門倉貴史「『夜のオンナ』の経済白書 ──世界同時不況と『夜のビジネス』」
<http://www.amazon.co.jp/dp/4047102091/>
新書: 213ページ
出版社: 角川書店(角川グループパブリッシング) (2009/10/10)
ISBN-10: 4047102091
ISBN-13: 978-4047102095
発売日: 2009/10/10

[書評] ★★★☆☆

最初は、浅川夏樹(著)「夜の銀座の資本論 お金にモテる人になる!」(Amazon拙書評)のような内容を期待したのだが、全然違っていた。世界各国の売買春事情やそれにまつわる人身売買といったシリアスな内容。序文に
  • 「夜のビジネス」抜きでは経済を本当に理解したことにはならない
とあったが、「夜のビジネス」は基本的に灰色~黒の世界のビジネスであり、本書の数値も推計が中心である(まあ仕方無いか)。本書の提言はただ1つ。子供をつくる以外のセックスを嗜好品ととらえ、「セックス税」を導入してはどうかという話だ。

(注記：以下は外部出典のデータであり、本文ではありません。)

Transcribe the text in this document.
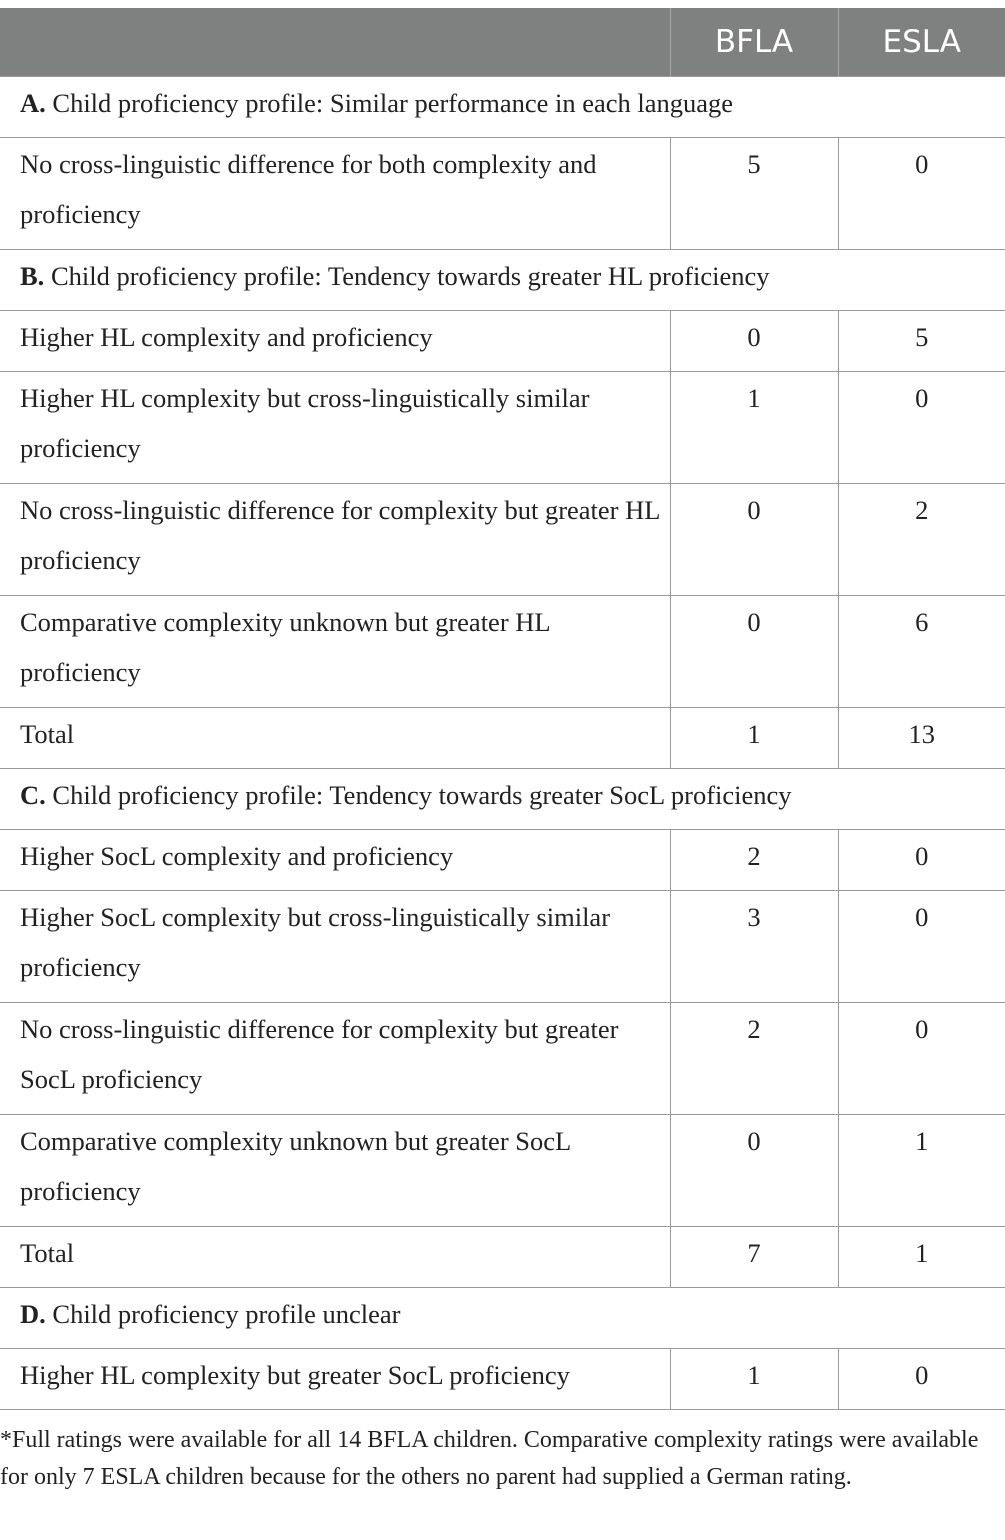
	BFLA	ESLA
A. Child proficiency profile: Similar performance in each language		
No cross-linguistic difference for both complexity and proficiency	5	0
B. Child proficiency profile: Tendency towards greater HL proficiency		
Higher HL complexity and proficiency	0	5
Higher HL complexity but cross-linguistically similar proficiency	1	0
No cross-linguistic difference for complexity but greater HL proficiency	0	2
Comparative complexity unknown but greater HL proficiency	0	6
Total	1	13
C. Child proficiency profile: Tendency towards greater SocL proficiency		
Higher SocL complexity and proficiency	2	0
Higher SocL complexity but cross-linguistically similar proficiency	3	0
No cross-linguistic difference for complexity but greater SocL proficiency	2	0
Comparative complexity unknown but greater SocL proficiency	0	1
Total	7	1
D. Child proficiency profile unclear		
Higher HL complexity but greater SocL proficiency	1	0
*Full ratings were available for all 14 BFLA children. Comparative complexity ratings were available for only 7 ESLA children because for the others no parent had supplied a German rating.
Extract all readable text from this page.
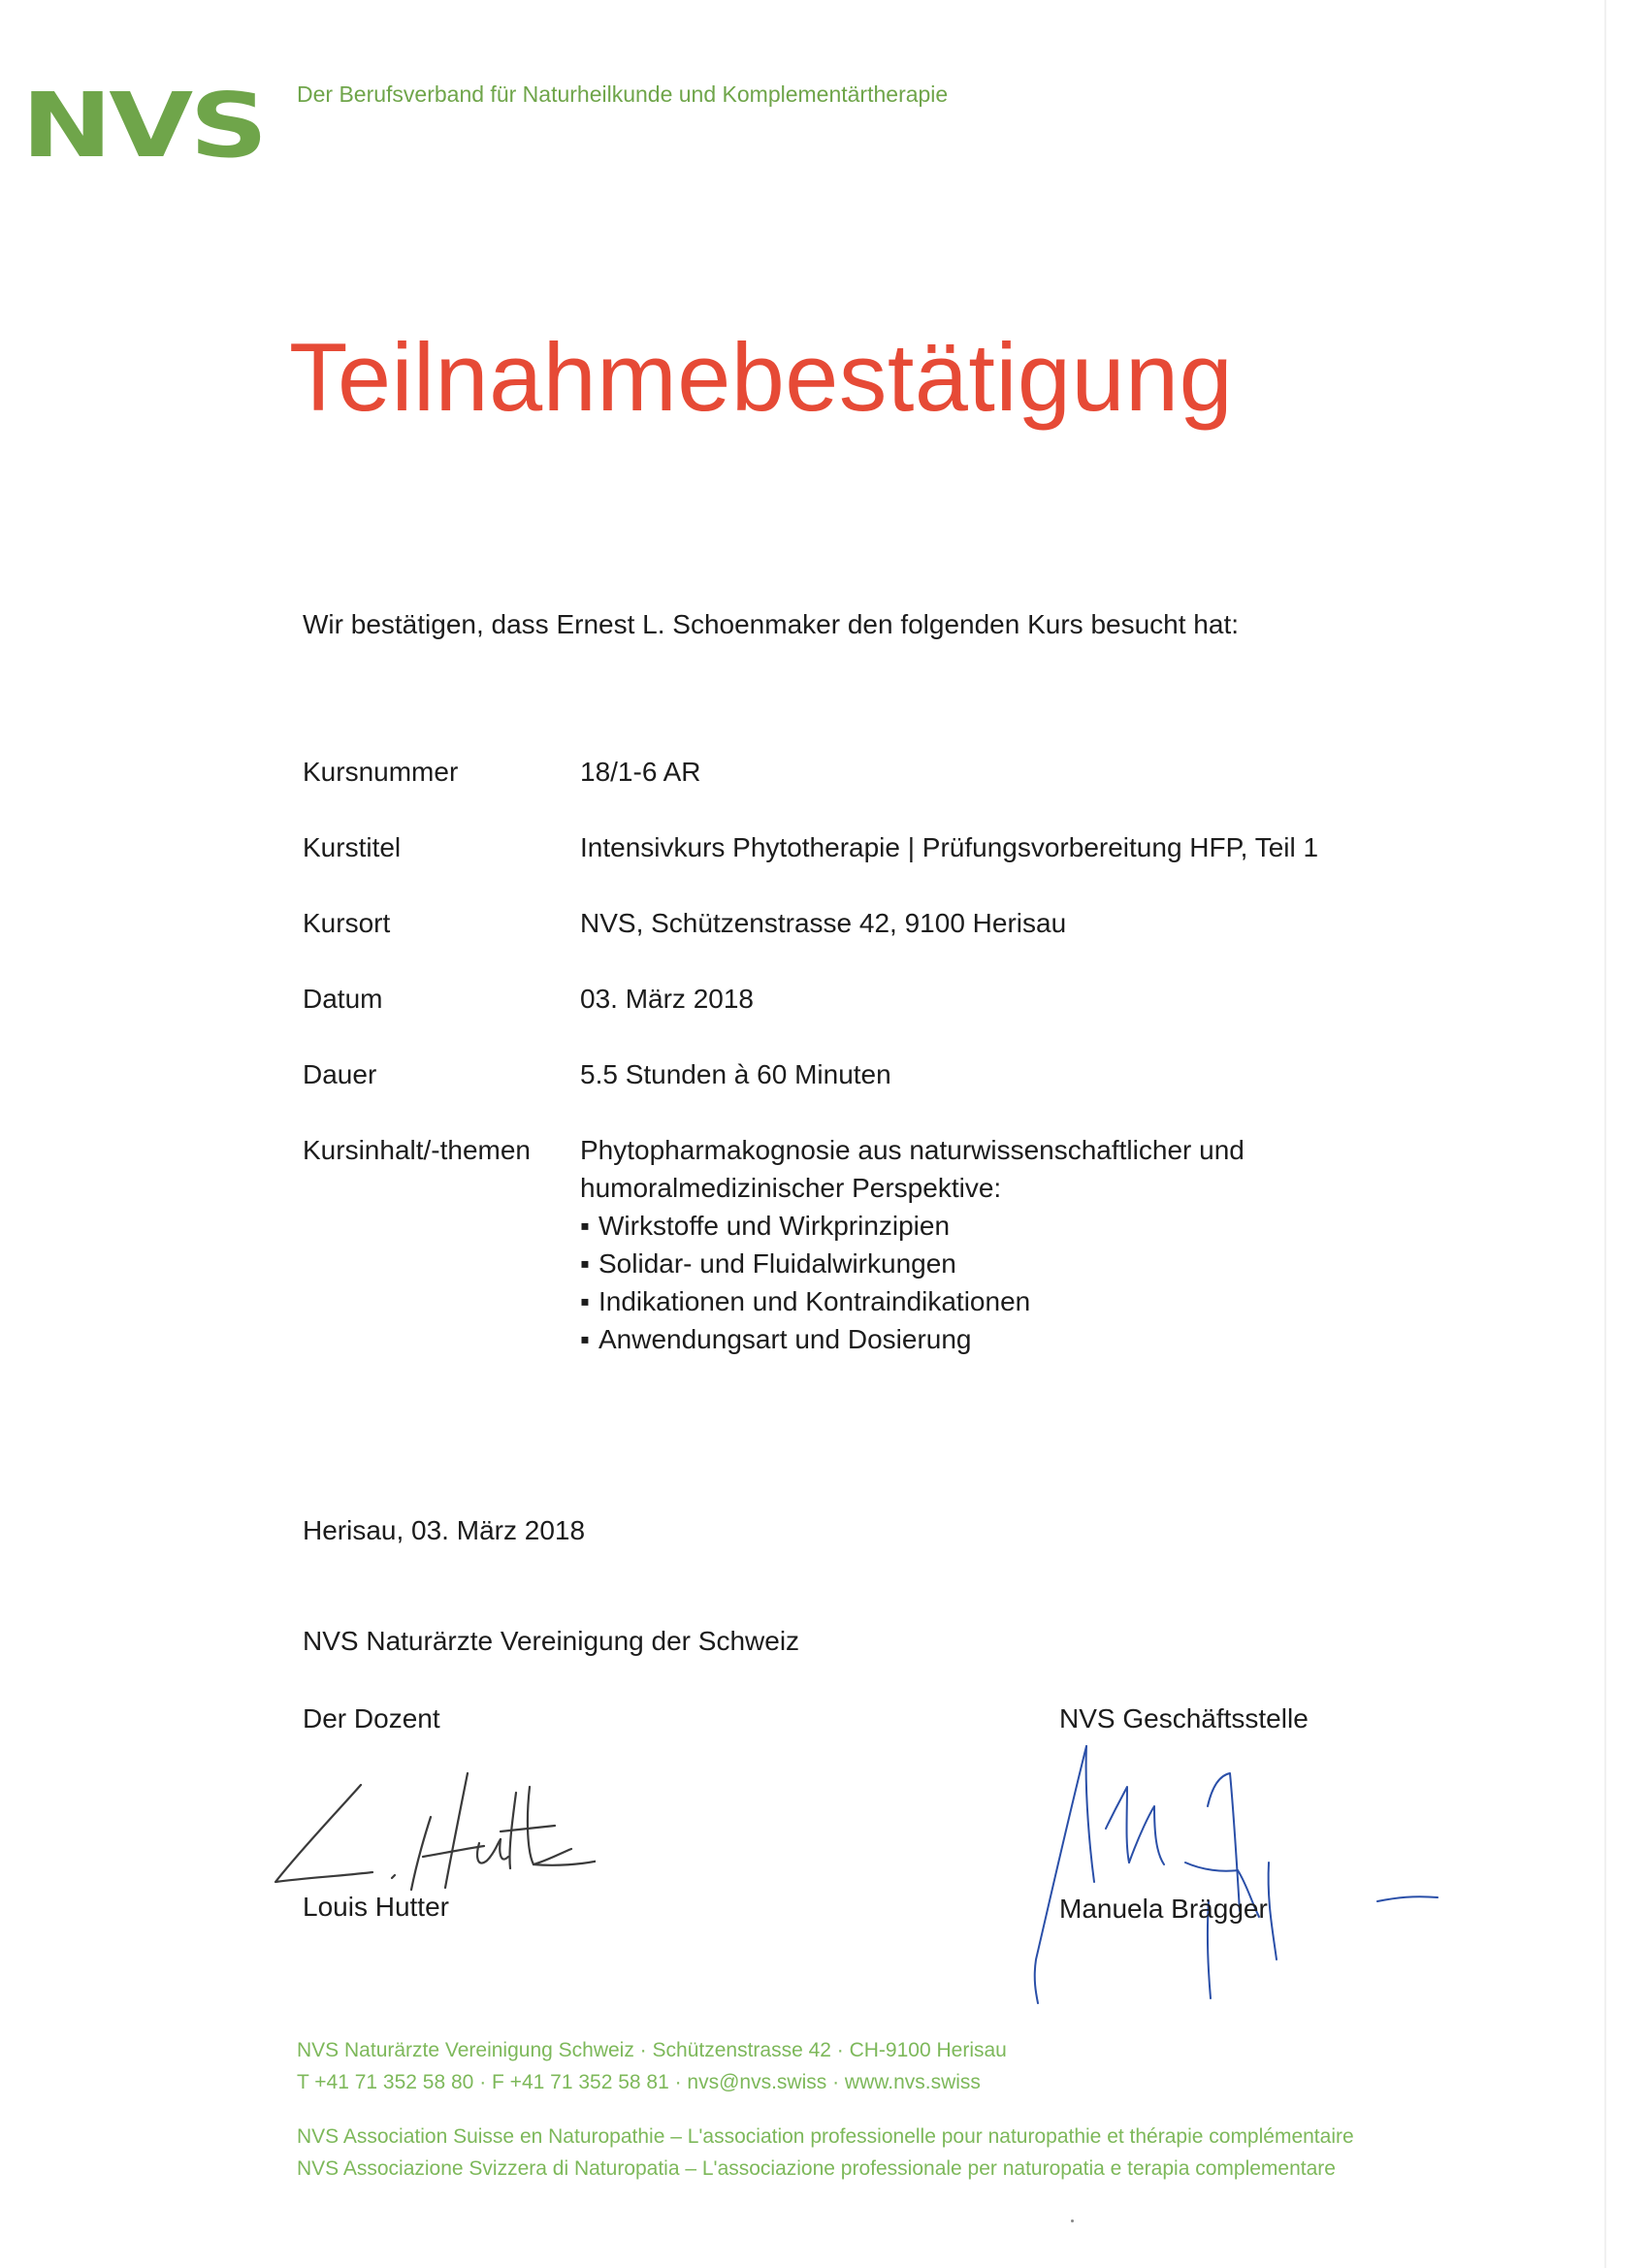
NVS Der Berufsverband für Naturheilkunde und Komplementärtherapie
Teilnahmebestätigung
Wir bestätigen, dass Ernest L. Schoenmaker den folgenden Kurs besucht hat:
Kursnummer	18/1-6 AR
Kurstitel	Intensivkurs Phytotherapie | Prüfungsvorbereitung HFP, Teil 1
Kursort	NVS, Schützenstrasse 42, 9100 Herisau
Datum	03. März 2018
Dauer	5.5 Stunden à 60 Minuten
Kursinhalt/-themen Phytopharmakognosie aus naturwissenschaftlicher und
humoralmedizinischer Perspektive:
▪ Wirkstoffe und Wirkprinzipien
▪ Solidar- und Fluidalwirkungen
▪ Indikationen und Kontraindikationen
▪ Anwendungsart und Dosierung
Herisau, 03. März 2018
NVS Naturärzte Vereinigung der Schweiz
Der Dozent	NVS Geschäftsstelle
Louis Hutter	Manuela Brägger
NVS Naturärzte Vereinigung Schweiz · Schützenstrasse 42 · CH-9100 Herisau
T +41 71 352 58 80 · F +41 71 352 58 81 · nvs@nvs.swiss · www.nvs.swiss
NVS Association Suisse en Naturopathie – L'association professionelle pour naturopathie et thérapie complémentaire
NVS Associazione Svizzera di Naturopatia – L'associazione professionale per naturopatia e terapia complementare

「タバコ税」「酒税」と同じ理屈とのこと。言いたいことは分かるのだが、
  • 現在違法とされている売買春を合法化しなければいけないこと
  • 店舗を持たない形態の売買春については課税が困難なこと(強引なやり方をすると今以上に地下ビジネス化しかねない)
といった理由から、実際には無理でしょ(!)と思う。

内容はかなり真面目だし、データ収集に手間暇かけて(新書の割に)丁寧に書かれているのは分かる。だが、内容ではなく書名で売ろうとしている意図が垣間見える点はチョット残念(著者と出版社のいずれの意図かは判らないが)。